Comparing your C&L results with mine, your group BAA is 26 points (11%) higher. Your SLG is 45 points (13%) above mine. That's about what I would expect, since mine is a more restricted sample. But here's the kicker. The OBP for your group is 57 points (19.5%) worse than mine. And if you look at OBP-BAA, the difference is huge: 96-65=31, a 48% disparity. Something is definitely out of whack there.
Posted 9:42 p.m.,
October 22, 2003
(#18) -
FJM
I should add that, of my Fab 40, only one (Matt Herges) had an OBP of .350 or higher. (According to your data, .350 was the average OBP over all C&L situations!) And Herges just barely made my cut, with 10 Sv. Opps. and 4 BS's. There was only one other closer over .340 (Kelvim Escobar.) At the other end of the spectrum, 15 of them were under .280 and 24 were under .300. Now that's the kind of pitching I would expect to see, down by one run going to the bottom of 9th.
Posted 9:48 a.m.,
October 23, 2003
(#19) -
tangotiger
Situation: home 9th inning, home team down by exactly 1
1999-2002: .250/.325/.386, 86.5% of league, 3.72 equivalent RPG
1974-1978: .254/.316/.360, 92.8% of league, 3.99 equivalent RPG
Tango Distribution
3.72:
0 runs - 75.9%
1 run - 14.0%
2+ runs - 10.1%
3.99:
0 runs - 74.6%
1 run - 14.5%
2+ runs - 10.9%
So, with the current relievers, they lose the game in the 9th 10.1% of the time, and go into extra innings to lose another 7% for a total of 17.1% loss.

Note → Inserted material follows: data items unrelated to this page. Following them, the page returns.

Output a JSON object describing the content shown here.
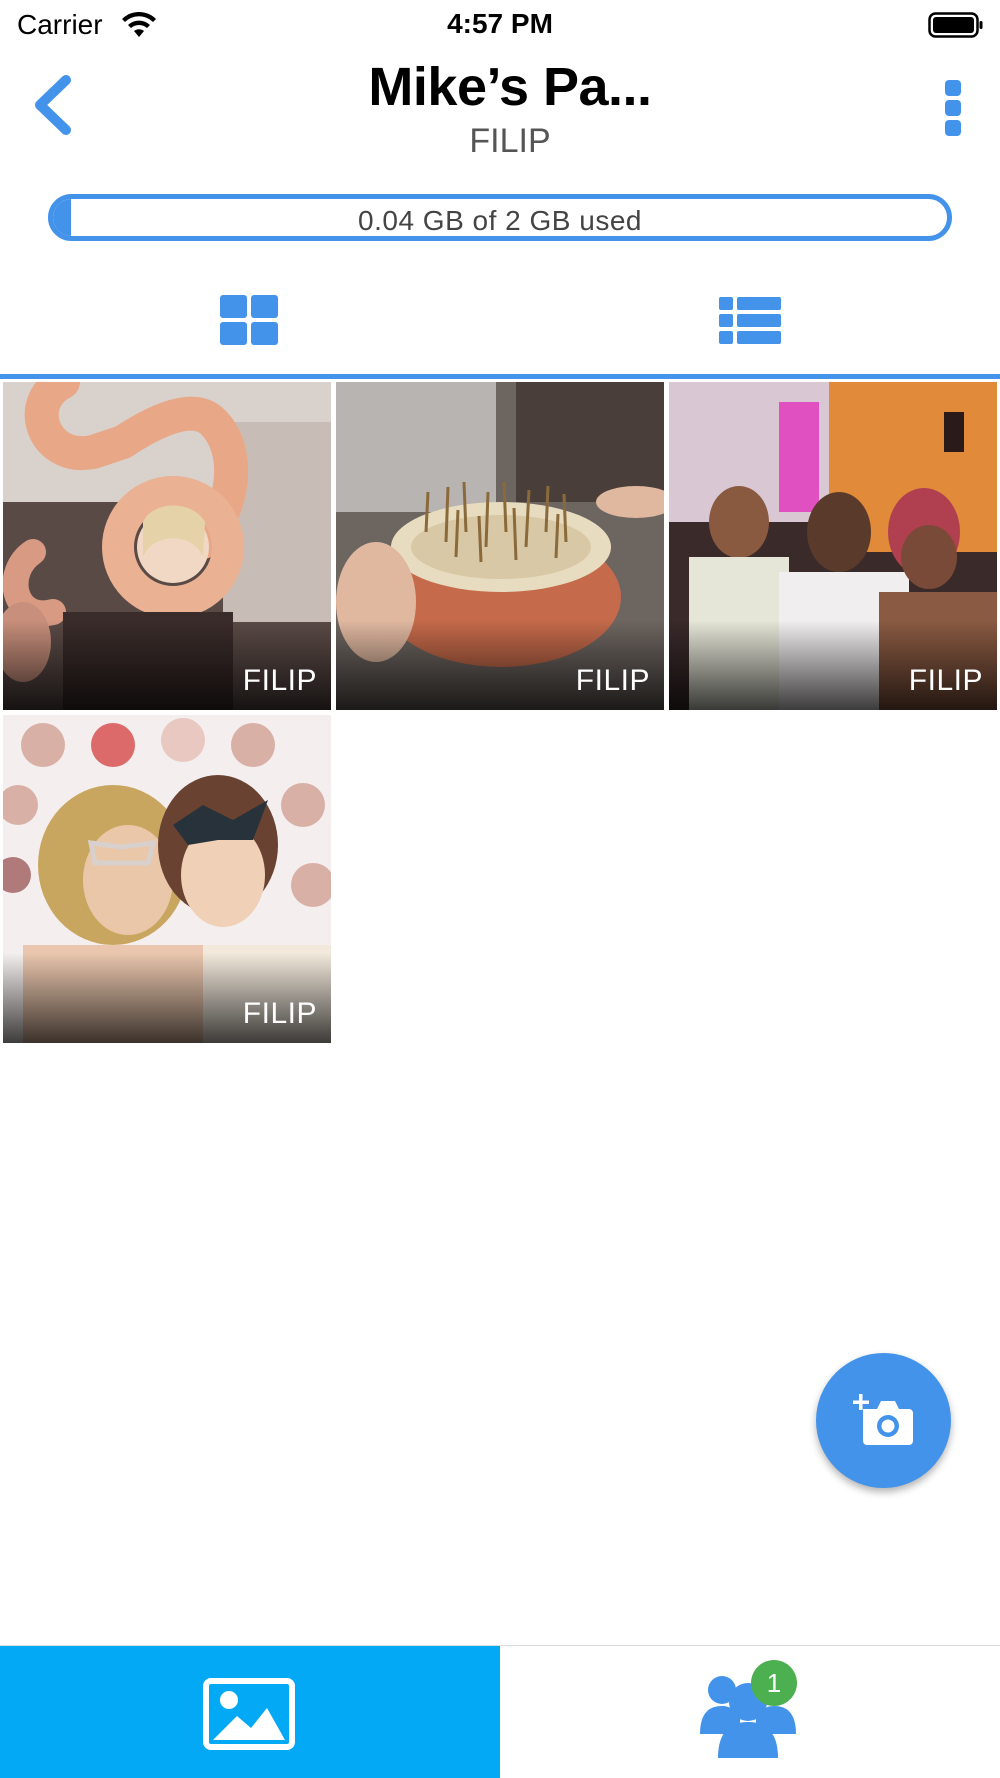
{
  "status_bar": {
    "carrier": "Carrier",
    "time": "4:57 PM"
  },
  "nav": {
    "title": "Mike’s Pa...",
    "subtitle": "FILIP"
  },
  "storage": {
    "label": "0.04 GB of 2 GB used",
    "used_gb": 0.04,
    "total_gb": 2,
    "used_fraction": 0.02
  },
  "view_toggle": {
    "active": "grid",
    "options": [
      "grid",
      "list"
    ]
  },
  "photos": [
    {
      "owner": "FILIP",
      "subject": "girl with number 5 balloon"
    },
    {
      "owner": "FILIP",
      "subject": "birthday cake with candles"
    },
    {
      "owner": "FILIP",
      "subject": "friends at party"
    },
    {
      "owner": "FILIP",
      "subject": "photo booth masks"
    }
  ],
  "tabbar": {
    "active": "photos",
    "people_badge": "1"
  },
  "colors": {
    "accent": "#4393ea",
    "tab_active_bg": "#03a9f4",
    "badge": "#4caf50"
  },
  "icons": {
    "back": "chevron-left-icon",
    "more": "more-vertical-icon",
    "grid": "grid-view-icon",
    "list": "list-view-icon",
    "fab": "add-photo-camera-icon",
    "tab_photos": "image-icon",
    "tab_people": "people-icon"
  }
}
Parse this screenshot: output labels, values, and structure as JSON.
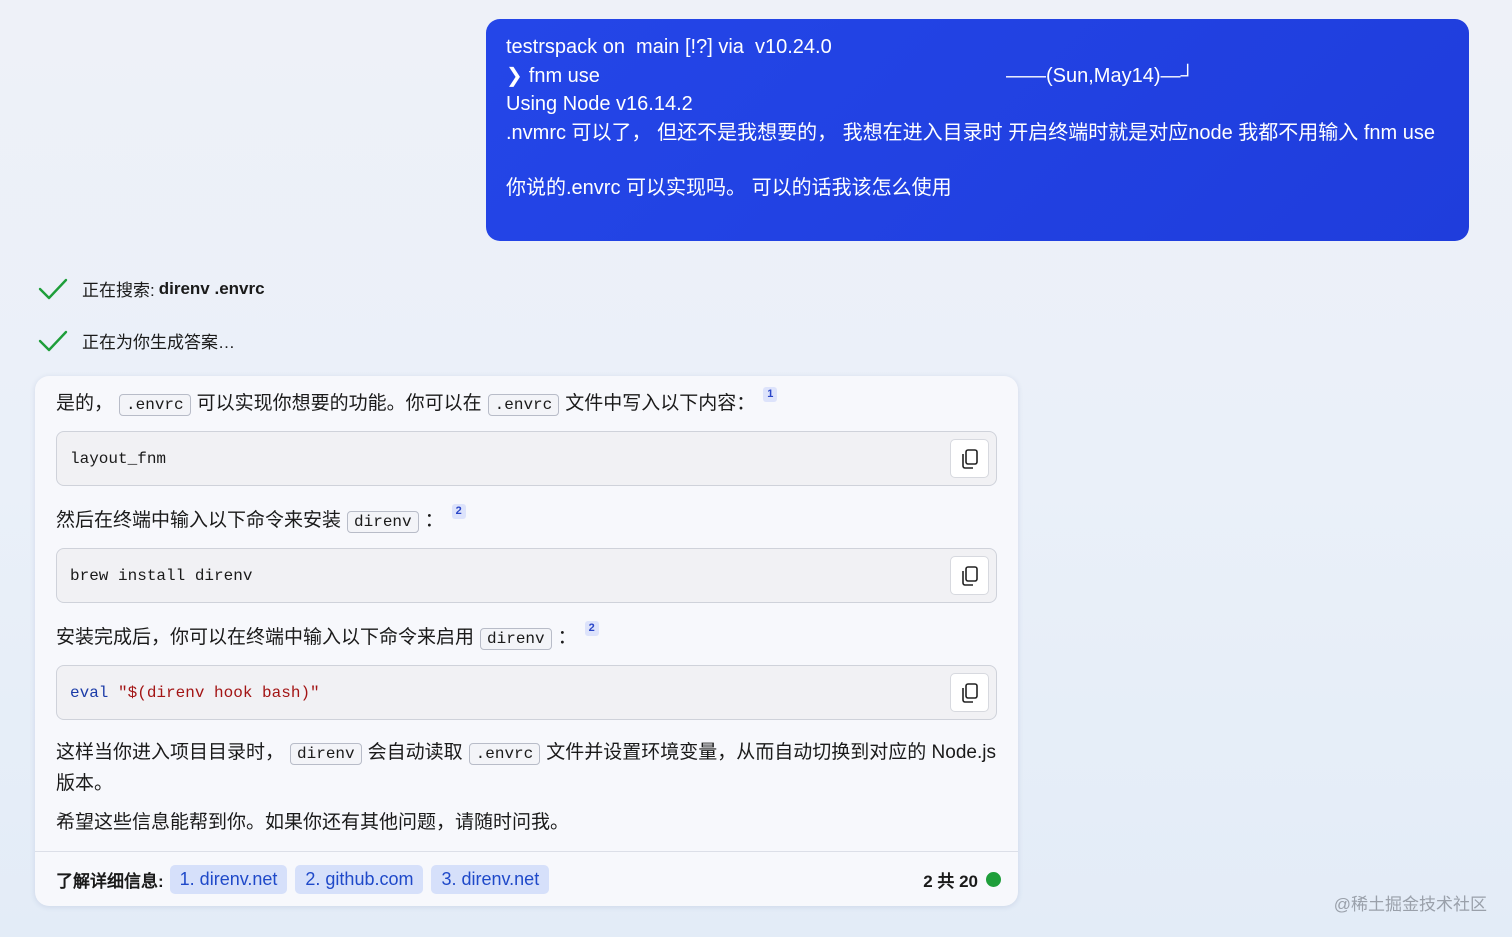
{
  "user_message": {
    "line1": "testrspack on  main [!?] via  v10.24.0",
    "chevron": "❯",
    "line2": "fnm use",
    "line2_right": "——(Sun,May14)—┘",
    "line3": "Using Node v16.14.2",
    "line4": ".nvmrc 可以了， 但还不是我想要的， 我想在进入目录时 开启终端时就是对应node 我都不用输入 fnm use",
    "line5": "你说的.envrc 可以实现吗。 可以的话我该怎么使用"
  },
  "status": {
    "search_prefix": "正在搜索:",
    "search_query": "direnv .envrc",
    "generating": "正在为你生成答案…"
  },
  "answer": {
    "p1_a": "是的，",
    "p1_code1": ".envrc",
    "p1_b": "可以实现你想要的功能。你可以在",
    "p1_code2": ".envrc",
    "p1_c": "文件中写入以下内容：",
    "p1_cite": "1",
    "code1": "layout_fnm",
    "p2_a": "然后在终端中输入以下命令来安装",
    "p2_code": "direnv",
    "p2_b": "：",
    "p2_cite": "2",
    "code2": "brew install direnv",
    "p3_a": "安装完成后，你可以在终端中输入以下命令来启用",
    "p3_code": "direnv",
    "p3_b": "：",
    "p3_cite": "2",
    "code3_kw": "eval",
    "code3_str": "\"$(direnv hook bash)\"",
    "p4_a": "这样当你进入项目目录时，",
    "p4_code1": "direnv",
    "p4_b": "会自动读取",
    "p4_code2": ".envrc",
    "p4_c": "文件并设置环境变量，从而自动切换到对应的 Node.js 版本。",
    "p5": "希望这些信息能帮到你。如果你还有其他问题，请随时问我。"
  },
  "footer": {
    "label": "了解详细信息:",
    "sources": [
      "1. direnv.net",
      "2. github.com",
      "3. direnv.net"
    ],
    "count": "2 共 20",
    "status_color": "#1e9e3a"
  },
  "watermark": "@稀土掘金技术社区"
}
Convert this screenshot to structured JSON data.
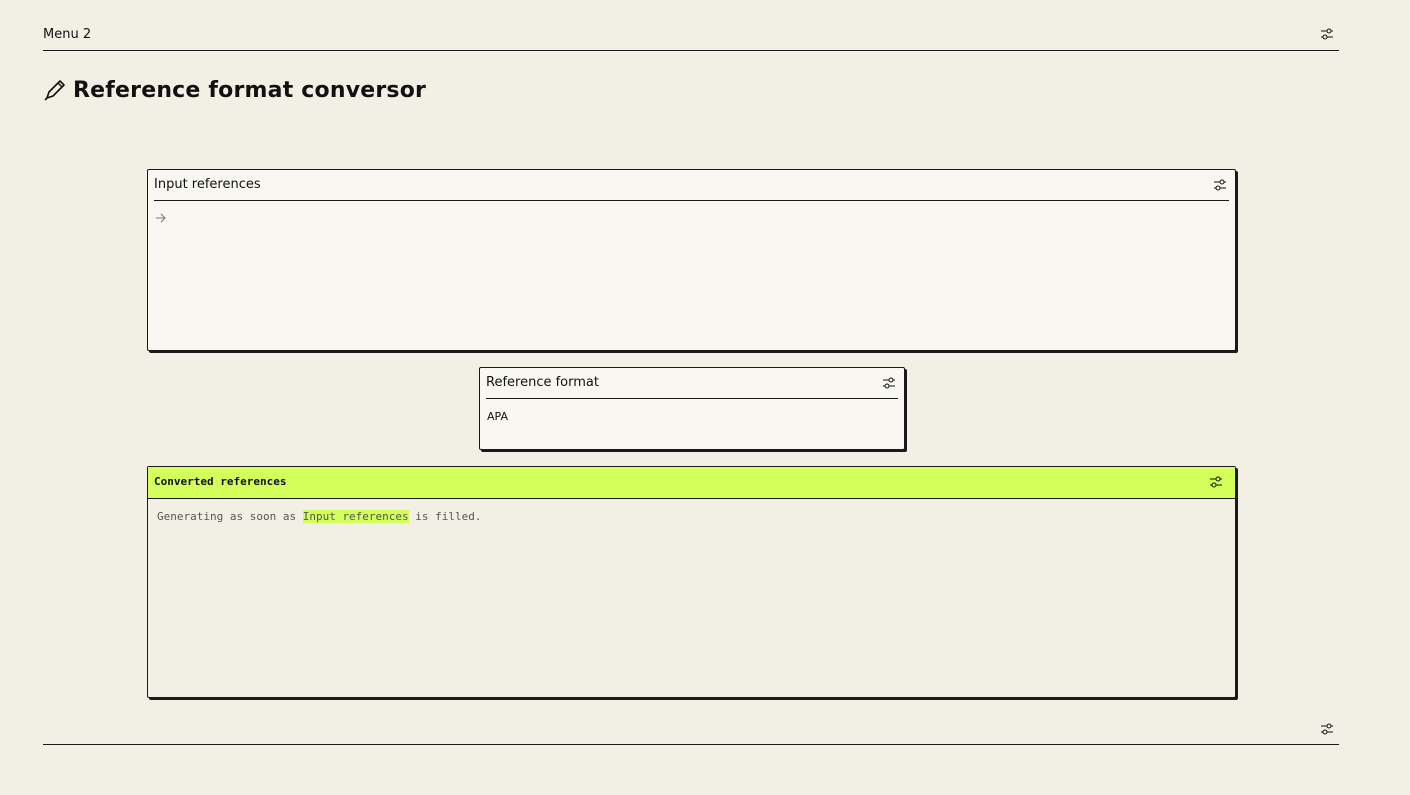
{
  "topbar": {
    "menu_label": "Menu 2",
    "settings_icon": "sliders-icon"
  },
  "page": {
    "title": "Reference format conversor",
    "title_icon": "pen-icon"
  },
  "input_panel": {
    "title": "Input references",
    "settings_icon": "sliders-icon",
    "input_icon": "arrow-right-icon"
  },
  "format_panel": {
    "title": "Reference format",
    "settings_icon": "sliders-icon",
    "selected_value": "APA"
  },
  "output_panel": {
    "title": "Converted references",
    "settings_icon": "sliders-icon",
    "placeholder_prefix": "Generating as soon as ",
    "placeholder_highlight": "Input references",
    "placeholder_suffix": " is filled.",
    "accent_color": "#d4ff5a"
  },
  "bottombar": {
    "settings_icon": "sliders-icon"
  }
}
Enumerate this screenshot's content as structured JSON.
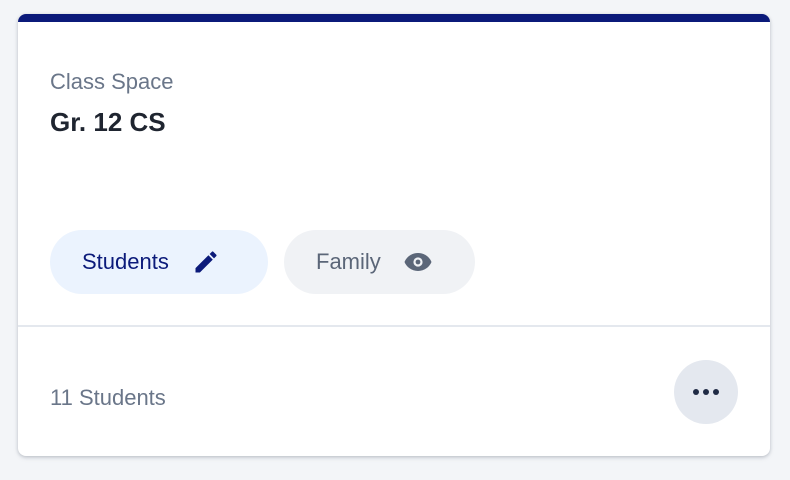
{
  "card": {
    "subtitle": "Class Space",
    "title": "Gr. 12 CS",
    "accent_color": "#0b1a7a",
    "chips": [
      {
        "label": "Students",
        "icon": "pencil-icon",
        "active": true
      },
      {
        "label": "Family",
        "icon": "eye-icon",
        "active": false
      }
    ],
    "footer": {
      "count_text": "11 Students",
      "more_icon": "ellipsis-icon"
    }
  }
}
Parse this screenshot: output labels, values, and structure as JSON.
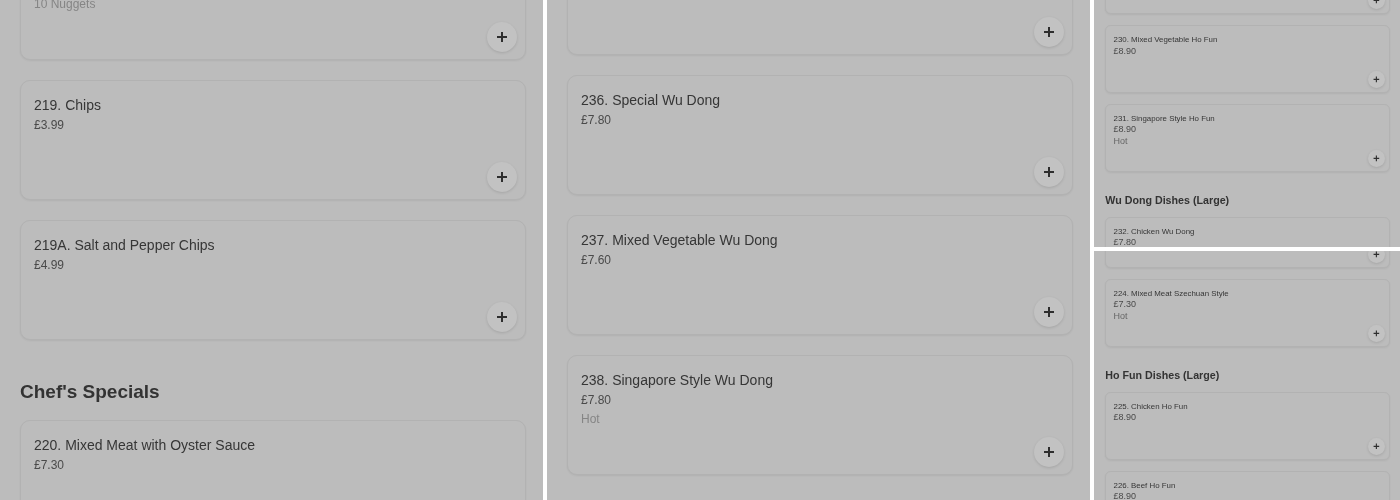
{
  "panels": [
    {
      "items": [
        {
          "kind": "card",
          "note": "10 Nuggets"
        },
        {
          "kind": "card",
          "title": "219. Chips",
          "price": "£3.99"
        },
        {
          "kind": "card",
          "title": "219A. Salt and Pepper Chips",
          "price": "£4.99"
        },
        {
          "kind": "heading",
          "text": "Chef's Specials"
        },
        {
          "kind": "card",
          "title": "220. Mixed Meat with Oyster Sauce",
          "price": "£7.30",
          "add": false
        }
      ]
    },
    {
      "items": [
        {
          "kind": "card"
        },
        {
          "kind": "card",
          "title": "236. Special Wu Dong",
          "price": "£7.80"
        },
        {
          "kind": "card",
          "title": "237. Mixed Vegetable Wu Dong",
          "price": "£7.60"
        },
        {
          "kind": "card",
          "title": "238. Singapore Style Wu Dong",
          "price": "£7.80",
          "note": "Hot"
        }
      ]
    },
    {
      "items": [
        {
          "kind": "card"
        },
        {
          "kind": "card",
          "title": "230. Mixed Vegetable Ho Fun",
          "price": "£8.90"
        },
        {
          "kind": "card",
          "title": "231. Singapore Style Ho Fun",
          "price": "£8.90",
          "note": "Hot"
        },
        {
          "kind": "heading",
          "text": "Wu Dong Dishes (Large)"
        },
        {
          "kind": "card",
          "title": "232. Chicken Wu Dong",
          "price": "£7.80",
          "add": false
        }
      ]
    },
    {
      "items": [
        {
          "kind": "card"
        },
        {
          "kind": "card",
          "title": "224. Mixed Meat Szechuan Style",
          "price": "£7.30",
          "note": "Hot"
        },
        {
          "kind": "heading",
          "text": "Ho Fun Dishes (Large)"
        },
        {
          "kind": "card",
          "title": "225. Chicken Ho Fun",
          "price": "£8.90"
        },
        {
          "kind": "card",
          "title": "226. Beef Ho Fun",
          "price": "£8.90",
          "add": false
        }
      ]
    }
  ]
}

With the 70s style/talent, they lose in the 9th 10.9%, and another 7.2% for a total of 18.1% loss.
Phil's data from 1978-1990 says 18.9%.
The "theoretical everyone is equal, with HFA" says 20.4%
Posted 12:02 p.m.,
October 23, 2003
(#20) -
FJM
Thanks for your latest post, Tom. We're now only 10-12% apart on all the stats. I can live with that. It does raise an interesting question, though. Do closers perform better with a 2- or 3-run lead than they do with only 1 run to work with? Or perhaps they do better at home, where they get to do their thing in the top of the 9th?
Posted 1:22 p.m.,
October 23, 2003
(#21) -
FJM
I don't have the data to test the 2- or 3-run lead hypothesis. But I did test my closers for HFA. They came in at .221/.283/.331. Looks like they are about 3% better at home than overall, which implies they are 6% worse in the bottom of the 9th than they are in the top half. Note that their HFA is about twice as large as the HFA overall. This explains about 1/3 of the remaining discrepancy between your data and mine.
One correction on Matt Herges. He did have 6 saves in 2002. But that was out of 14 Sv. Opps., not 10. That's 43% success. 84% was average. Nobody else finished below 60%. No wonder he wasn't a closer very long!